As I observe people in these times, I have become so moved and inspired by the efforts of proactive, positive people–those who, when things went south, managed to rise above the scoffing, second-guessing, finger wagging, and complaining that many others reverted to, and, instead, willingly accepted the reality, buckled down, and with a bright attitude put in the hard work and sacrifice that will turn things around for the greater good.

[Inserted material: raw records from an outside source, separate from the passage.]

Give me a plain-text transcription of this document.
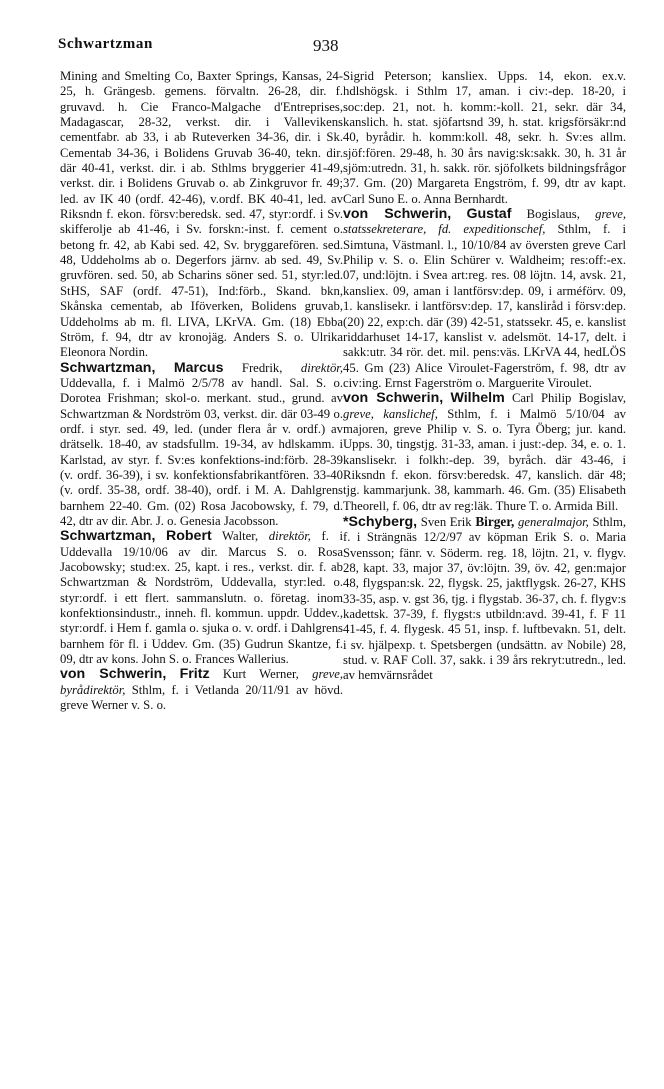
Schwartzman	938

Mining and Smelting Co, Baxter Springs, Kansas, 24-25, h. Grängesb. gemens. förvaltn. 26-28, dir. f. gruvavd. h. Cie Franco-Malgache d'Entreprises, Madagascar, 28-32, verkst. dir. i Vallevikens cementfabr. ab 33, i ab Ruteverken 34-36, dir. i Sk. Cementab 34-36, i Bolidens Gruvab 36-40, tekn. dir. där 40-41, verkst. dir. i ab. Sthlms bryggerier 41-49, verkst. dir. i Bolidens Gruvab o. ab Zinkgruvor fr. 49; led. av IK 40 (ordf. 42-46), v.ordf. BK 40-41, led. av Riksndn f. ekon. försv:beredsk. sed. 47, styr:ordf. i Sv. skifferolje ab 41-46, i Sv. forskn:-inst. f. cement o. betong fr. 42, ab Kabi sed. 42, Sv. bryggarefören. sed. 48, Uddeholms ab o. Degerfors järnv. ab sed. 49, Sv. gruvfören. sed. 50, ab Scharins söner sed. 51, styr:led. StHS, SAF (ordf. 47-51), Ind:förb., Skand. bkn, Skånska cementab, ab Iföverken, Bolidens gruvab, Uddeholms ab m. fl. LIVA, LKrVA. Gm. (18) Ebba Ström, f. 94, dtr av kronojäg. Anders S. o. Ulrika Eleonora Nordin.

Schwartzman, Marcus Fredrik, direktör, Uddevalla, f. i Malmö 2/5/78 av handl. Sal. S. o. Dorotea Frishman; skol-o. merkant. stud., grund. av Schwartzman & Nordström 03, verkst. dir. där 03-49 o. ordf. i styr. sed. 49, led. (under flera år v. ordf.) av drätselk. 18-40, av stadsfullm. 19-34, av hdlskamm. i Karlstad, av styr. f. Sv:es konfektions-ind:förb. 28-39 (v. ordf. 36-39), i sv. konfektionsfabrikantfören. 33-40 (v. ordf. 35-38, ordf. 38-40), ordf. i M. A. Dahlgrens barnhem 22-40. Gm. (02) Rosa Jacobowsky, f. 79, d. 42, dtr av dir. Abr. J. o. Genesia Jacobsson.

Schwartzman, Robert Walter, direktör, f. i Uddevalla 19/10/06 av dir. Marcus S. o. Rosa Jacobowsky; stud:ex. 25, kapt. i res., verkst. dir. f. ab Schwartzman & Nordström, Uddevalla, styr:led. o. styr:ordf. i ett flert. sammanslutn. o. företag. inom konfektionsindustr., inneh. fl. kommun. uppdr. Uddev., styr:ordf. i Hem f. gamla o. sjuka o. v. ordf. i Dahlgrens barnhem för fl. i Uddev. Gm. (35) Gudrun Skantze, f. 09, dtr av kons. John S. o. Frances Wallerius.

von Schwerin, Fritz Kurt Werner, greve, byrådirektör, Sthlm, f. i Vetlanda 20/11/91 av hövd. greve Werner v. S. o.

Sigrid Peterson; kansliex. Upps. 14, ekon. ex.v. hdlshögsk. i Sthlm 17, aman. i civ:-dep. 18-20, i soc:dep. 21, not. h. komm:-koll. 21, sekr. där 34, kanslich. h. stat. sjöfartsnd 39, h. stat. krigsförsäkr:nd 40, byrådir. h. komm:koll. 48, sekr. h. Sv:es allm. sjöf:fören. 29-48, h. 30 års navig:sk:sakk. 30, h. 31 år sjöm:utredn. 31, h. sakk. rör. sjöfolkets bildningsfrågor 37. Gm. (20) Margareta Engström, f. 99, dtr av kapt. Carl Suno E. o. Anna Bernhardt.

von Schwerin, Gustaf Bogislaus, greve, statssekreterare, fd. expeditionschef, Sthlm, f. i Simtuna, Västmanl. l., 10/10/84 av översten greve Carl Philip v. S. o. Elin Schürer v. Waldheim; res:off:-ex. 07, und:löjtn. i Svea art:reg. res. 08 löjtn. 14, avsk. 21, kansliex. 09, aman i lantförsv:dep. 09, i arméförv. 09, 1. kanslisekr. i lantförsv:dep. 17, kansliråd i försv:dep. (20) 22, exp:ch. där (39) 42-51, statssekr. 45, e. kanslist riddarhuset 14-17, kanslist v. adelsmöt. 14-17, delt. i sakk:utr. 34 rör. det. mil. pens:väs. LKrVA 44, hedLÖS 45. Gm (23) Alice Viroulet-Fagerström, f. 98, dtr av civ:ing. Ernst Fagerström o. Marguerite Viroulet.

von Schwerin, Wilhelm Carl Philip Bogislav, greve, kanslichef, Sthlm, f. i Malmö 5/10/04 av majoren, greve Philip v. S. o. Tyra Öberg; jur. kand. Upps. 30, tingstjg. 31-33, aman. i just:-dep. 34, e. o. 1. kanslisekr. i folkh:-dep. 39, byråch. där 43-46, i Riksndn f. ekon. försv:beredsk. 47, kanslich. där 48; tjg. kammarjunk. 38, kammarh. 46. Gm. (35) Elisabeth Theorell, f. 06, dtr av reg:läk. Thure T. o. Armida Bill.

*Schyberg, Sven Erik Birger, generalmajor, Sthlm, f. i Strängnäs 12/2/97 av köpman Erik S. o. Maria Svensson; fänr. v. Söderm. reg. 18, löjtn. 21, v. flygv. 28, kapt. 33, major 37, öv:löjtn. 39, öv. 42, gen:major 48, flygspan:sk. 22, flygsk. 25, jaktflygsk. 26-27, KHS 33-35, asp. v. gst 36, tjg. i flygstab. 36-37, ch. f. flygv:s kadettsk. 37-39, f. flygst:s utbildn:avd. 39-41, f. F 11 41-45, f. 4. flygesk. 45 51, insp. f. luftbevakn. 51, delt. i sv. hjälpexp. t. Spetsbergen (undsättn. av Nobile) 28, stud. v. RAF Coll. 37, sakk. i 39 års rekryt:utredn., led. av hemvärnsrådet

All this is taking a long way around to the simple fact that I had a thought. Witnessing the sincere and generous gratitude expressed over a handful of cut tulips by over worked, stressed out, hospital workers struggling to save lives against a nasty, little understood contagion, while at the same time finding life-giving  healing and solace in my home garden as my mother slipped ever closer to death, it occurred to me that this might be a time for gardeners to step up and make a real difference!

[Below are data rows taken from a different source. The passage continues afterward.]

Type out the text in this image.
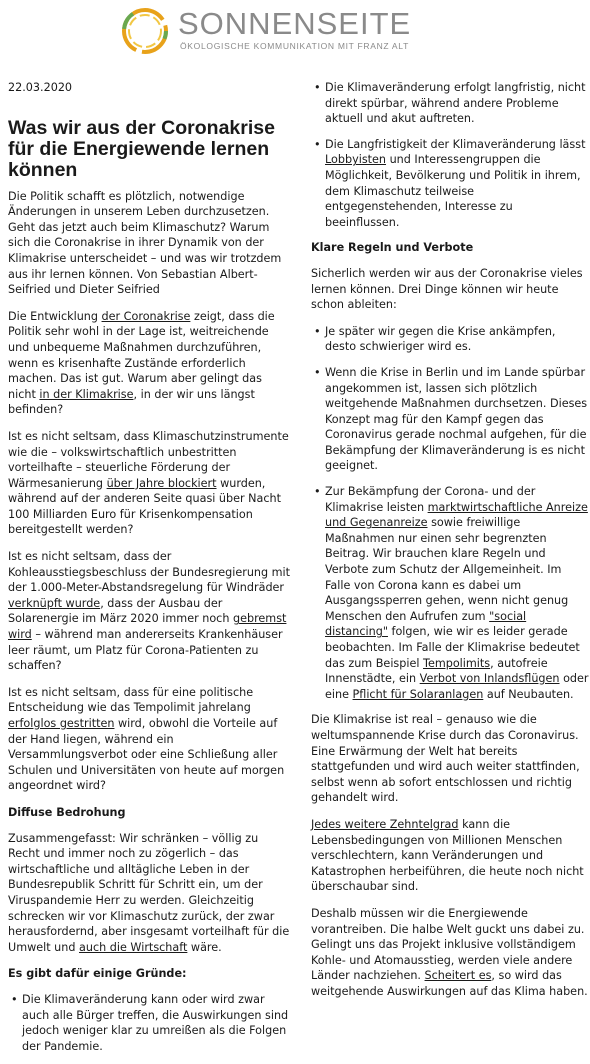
SONNENSEITE
ÖKOLOGISCHE KOMMUNIKATION MIT FRANZ ALT

22.03.2020

Was wir aus der Coronakrise für die Energiewende lernen können

Die Politik schafft es plötzlich, notwendige Änderungen in unserem Leben durchzusetzen. Geht das jetzt auch beim Klimaschutz? Warum sich die Coronakrise in ihrer Dynamik von der Klimakrise unterscheidet – und was wir trotzdem aus ihr lernen können. Von Sebastian Albert-Seifried und Dieter Seifried

Die Entwicklung der Coronakrise zeigt, dass die Politik sehr wohl in der Lage ist, weitreichende und unbequeme Maßnahmen durchzuführen, wenn es krisenhafte Zustände erforderlich machen. Das ist gut. Warum aber gelingt das nicht in der Klimakrise, in der wir uns längst befinden?

Ist es nicht seltsam, dass Klimaschutzinstrumente wie die – volkswirtschaftlich unbestritten vorteilhafte – steuerliche Förderung der Wärmesanierung über Jahre blockiert wurden, während auf der anderen Seite quasi über Nacht 100 Milliarden Euro für Krisenkompensation bereitgestellt werden?

Ist es nicht seltsam, dass der Kohleausstiegsbeschluss der Bundesregierung mit der 1.000-Meter-Abstandsregelung für Windräder verknüpft wurde, dass der Ausbau der Solarenergie im März 2020 immer noch gebremst wird – während man andererseits Krankenhäuser leer räumt, um Platz für Corona-Patienten zu schaffen?

Ist es nicht seltsam, dass für eine politische Entscheidung wie das Tempolimit jahrelang erfolglos gestritten wird, obwohl die Vorteile auf der Hand liegen, während ein Versammlungsverbot oder eine Schließung aller Schulen und Universitäten von heute auf morgen angeordnet wird?

Diffuse Bedrohung

Zusammengefasst: Wir schränken – völlig zu Recht und immer noch zu zögerlich – das wirtschaftliche und alltägliche Leben in der Bundesrepublik Schritt für Schritt ein, um der Viruspandemie Herr zu werden. Gleichzeitig schrecken wir vor Klimaschutz zurück, der zwar herausfordernd, aber insgesamt vorteilhaft für die Umwelt und auch die Wirtschaft wäre.

Es gibt dafür einige Gründe:
• Die Klimaveränderung kann oder wird zwar auch alle Bürger treffen, die Auswirkungen sind jedoch weniger klar zu umreißen als die Folgen der Pandemie.
• Die Klimaveränderung erfolgt langfristig, nicht direkt spürbar, während andere Probleme aktuell und akut auftreten.
• Die Langfristigkeit der Klimaveränderung lässt Lobbyisten und Interessengruppen die Möglichkeit, Bevölkerung und Politik in ihrem, dem Klimaschutz teilweise entgegenstehenden, Interesse zu beeinflussen.
Klare Regeln und Verbote

Sicherlich werden wir aus der Coronakrise vieles lernen können. Drei Dinge können wir heute schon ableiten:

• Je später wir gegen die Krise ankämpfen, desto schwieriger wird es.
• Wenn die Krise in Berlin und im Lande spürbar angekommen ist, lassen sich plötzlich weitgehende Maßnahmen durchsetzen. Dieses Konzept mag für den Kampf gegen das Coronavirus gerade nochmal aufgehen, für die Bekämpfung der Klimaveränderung is es nicht geeignet.
• Zur Bekämpfung der Corona- und der Klimakrise leisten marktwirtschaftliche Anreize und Gegenanreize sowie freiwillige Maßnahmen nur einen sehr begrenzten Beitrag. Wir brauchen klare Regeln und Verbote zum Schutz der Allgemeinheit. Im Falle von Corona kann es dabei um Ausgangssperren gehen, wenn nicht genug Menschen den Aufrufen zum "social distancing" folgen, wie wir es leider gerade beobachten. Im Falle der Klimakrise bedeutet das zum Beispiel Tempolimits, autofreie Innenstädte, ein Verbot von Inlandsflügen oder eine Pflicht für Solaranlagen auf Neubauten.

Die Klimakrise ist real – genauso wie die weltumspannende Krise durch das Coronavirus. Eine Erwärmung der Welt hat bereits stattgefunden und wird auch weiter stattfinden, selbst wenn ab sofort entschlossen und richtig gehandelt wird.

Jedes weitere Zehntelgrad kann die Lebensbedingungen von Millionen Menschen verschlechtern, kann Veränderungen und Katastrophen herbeiführen, die heute noch nicht überschaubar sind.

Deshalb müssen wir die Energiewende vorantreiben. Die halbe Welt guckt uns dabei zu. Gelingt uns das Projekt inklusive vollständigem Kohle- und Atomausstieg, werden viele andere Länder nachziehen. Scheitert es, so wird das weitgehende Auswirkungen auf das Klima haben.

We all know somebody in the trenches—doctors, nurses, hospital support staff, paramedics, cops, truck drivers, sanitation workers, grocery store clerks. The list goes on. Why not mow their lawn, pull some weeds, and mulch their beds? The last thing they need right now is yard work, but now more than ever they might need a yard that is more than a yard. Why not divide a favorite perennial or two and plant it in a perfect spot in their garden? At the very least, cut some fresh flowers and drop them off. And if one of your other neighbors is struggling to make a garden, give them a hand. Bestow on them the lessons you’ve learned over many years. If you belong to a garden club, think a little larger. Maybe plant a little pollinator garden outside the windows of nursing homes where so many languish without even family being able to visit. This can be done while practicing safe social distancing. I bet the nursing home would give permission. I guarantee that summer will find many a grateful face peering out and enjoying all the color and the birds.

So what do you think? Dumb idea? I think at the very least it needs a pithy name. Gardeners for Glory! Hero Horticulturists. Plants Opposed to Pandemics? Sometimes I think I write okay, but, I sure do know I suck at titles. Maybe you or somebody that’s good at them will think of something.

Anyway, that’s all I’ve got. I’m tired. I surely hope you and your family are all safe and well. Oh, and here. A promise. If I survive this thing (about a 50-50 prospect), and if I still have a job when it’s all over, and if the airlines can find the keys to restart their airplanes, Michele and I will join you for one of your British garden tour adventures. I’ll even promise to behave! I won’t say things that will upset the locals, and I’ll just look the other way without comment when I see them shearing 30’ hedges of mountain laurels.  Deal?